Sudden fungal outbreaks have long been routine among plants, and more recently, animals. A recent outbreak among humans in the Pacific Northwest raises the disturbing prospect that we are not immune either. The mystery of this outbreak’s origins is detailed in “Strange Fungi Now Stalk Healthy People” in the December issue of Scientific American.
The outbreak is ongoing but, in spite of appearances, Cryptococcus gattii doesn't exist to plague us. The fungus prefers to live in soil and on trees, where it subsists quite happily on decaying matter. So how can an organism that seems to enjoy a full and rich life on plants and dirt possibly find itself suited to living inside humans? The answer, it turns out, may be an accident of evolution.
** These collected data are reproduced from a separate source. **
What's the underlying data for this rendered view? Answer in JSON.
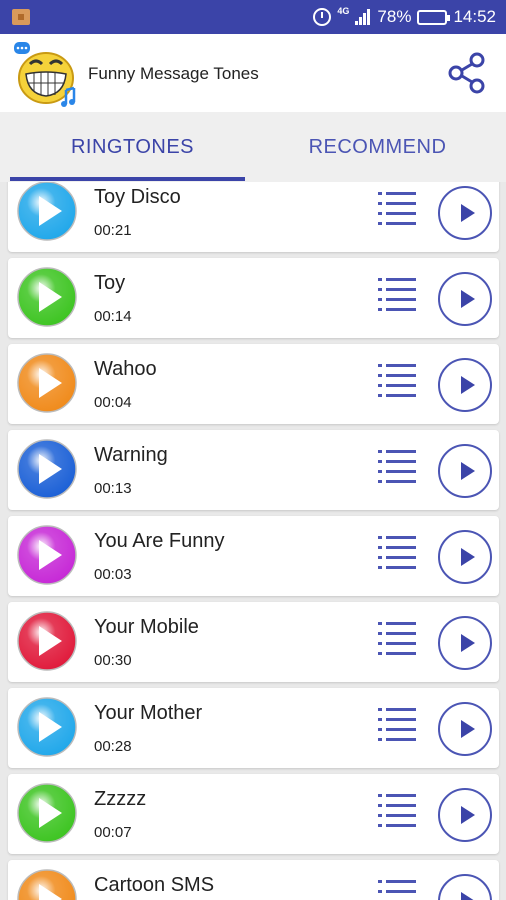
{
  "status_bar": {
    "network_label": "4G",
    "battery_text": "78%",
    "battery_level": 0.78,
    "time": "14:52"
  },
  "app_bar": {
    "title": "Funny Message Tones"
  },
  "tabs": [
    {
      "label": "RINGTONES",
      "active": true
    },
    {
      "label": "RECOMMEND",
      "active": false
    }
  ],
  "ringtones": [
    {
      "name": "Toy Disco",
      "duration": "00:21",
      "ball_color": "#1fa7ea"
    },
    {
      "name": "Toy",
      "duration": "00:14",
      "ball_color": "#3cc420"
    },
    {
      "name": "Wahoo",
      "duration": "00:04",
      "ball_color": "#f08a1a"
    },
    {
      "name": "Warning",
      "duration": "00:13",
      "ball_color": "#1a5fd6"
    },
    {
      "name": "You Are Funny",
      "duration": "00:03",
      "ball_color": "#c627d6"
    },
    {
      "name": "Your Mobile",
      "duration": "00:30",
      "ball_color": "#e0193a"
    },
    {
      "name": "Your Mother",
      "duration": "00:28",
      "ball_color": "#1fa7ea"
    },
    {
      "name": "Zzzzz",
      "duration": "00:07",
      "ball_color": "#3cc420"
    },
    {
      "name": "Cartoon SMS",
      "duration": "",
      "ball_color": "#f08a1a"
    }
  ],
  "colors": {
    "primary": "#3b44a8",
    "accent": "#4b55b4"
  }
}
Life in the wild is not all sunshine and rotting roses for C. gattii. “Microorganisms are in a constant fight for territory, for food sources, for their place in that microbial community,” says Karen Bartlett of the University of British Columbia, an expert in the behavior of biological aerosols. Yeasts have many predators, and formidable among them are amoebas. These protists ooze their way through the soil and water of the world, engulfing and digesting tiny prey. To prevent amoebic annihilation, Cryptococcus species have evolved mechanisms to elude their would-be predators, such as a drying- and digestion-resistant coat, UV-protective pigments and the ability to survive being swallowed by predators.
Those same mechanisms allow yeast to evade a type of human immune cell that looks and acts just like an amoeba (similar cells are also found in other animals). We call them macrophages.